I nodded. “And there are other notes too, suggested relocation of power lines and water access. And look…” I pointed to one of Harold’s initials.

“‘HP…'” Her eyes widened. “Wait… are you saying Harold Pembroke was working with Hearthstone to get the development approved?”

“Is there anyone else you can think of with the initials HP?”

She furrowed her brow. “I mean, I’m sure there’s someone in town with those initials, but no one on the town board, no one I can think of that would have anything to do with the Hearthstone development.”

I chewed my lip. “What if it was someone at Hearthstone? An executive signing off on proposed changes?”

“It’s possible,” Lena admitted. “But if it wasn’t, if Harold was working with Hearthstone instead of against it… well, it changes everything.”

“Exactly.”

“Shit.” Lena looked at me. “You should take this to Sheriff Crowe.”

“It’s not proof it was Harold though.”

“She can sort that out,” Lena said. “It’s her job.”

“Maybe…”

“No, not maybe.” Lena’s voice was surprisingly firm. “Going to the town meeting is one thing. Nosing around the Hearthstone development is another. Don’t forget that Harold was murdered over it.”

Technically we didn’t know that, but I got her point.

I tapped my foot, thinking. “I’d just feel better if I could bring her some proof the signature was Harold’s.”

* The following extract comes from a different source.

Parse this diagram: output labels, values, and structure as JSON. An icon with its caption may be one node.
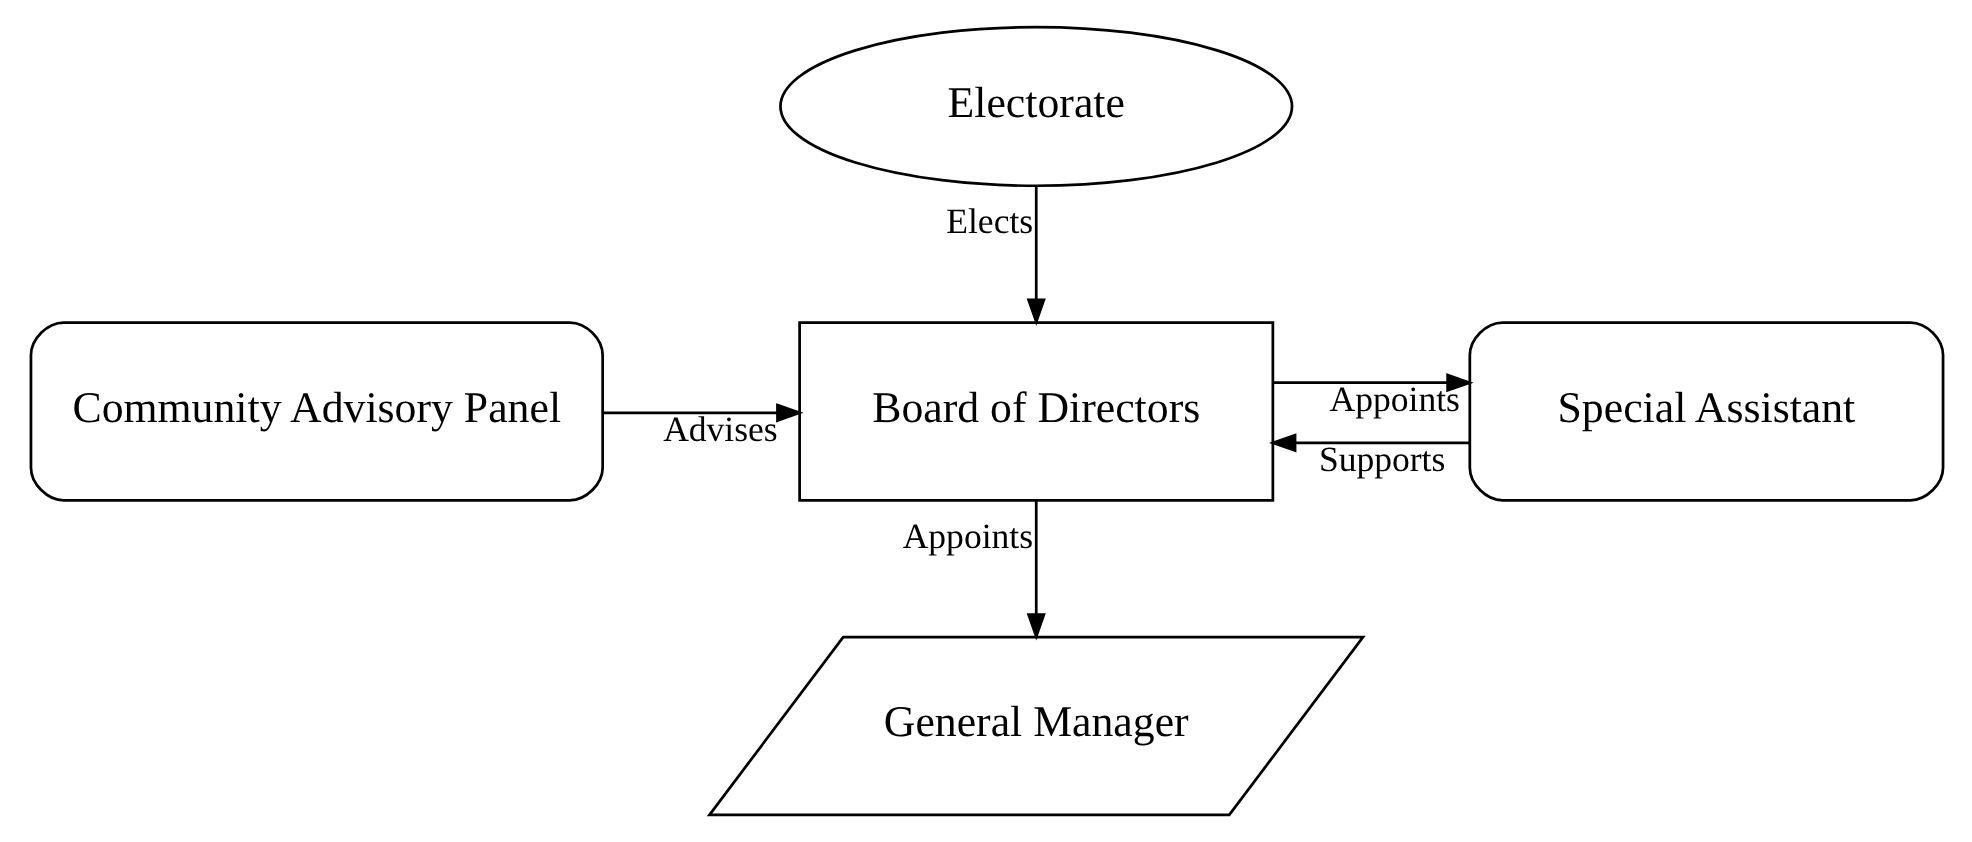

Lena looked worried. “Listen, we haven’t known each other long, but tell me you’ll take this to Sheriff Crowe. It’s been a minute since I’ve had a real friend. I’d rather not lose you to some psycho killer when we’re just getting to know each other.”

“I will.”

And I would, but Sheriff Crowe had made it clear she wanted me to wash my hands of Harold’s murder. I wasn’t looking to be a hero, but if I was going to admit to ignoring the sheriff I wanted to bring her evidence, not unsubstantiated theories.

Besides, this was Blackwell Hollow. I was perfectly safe.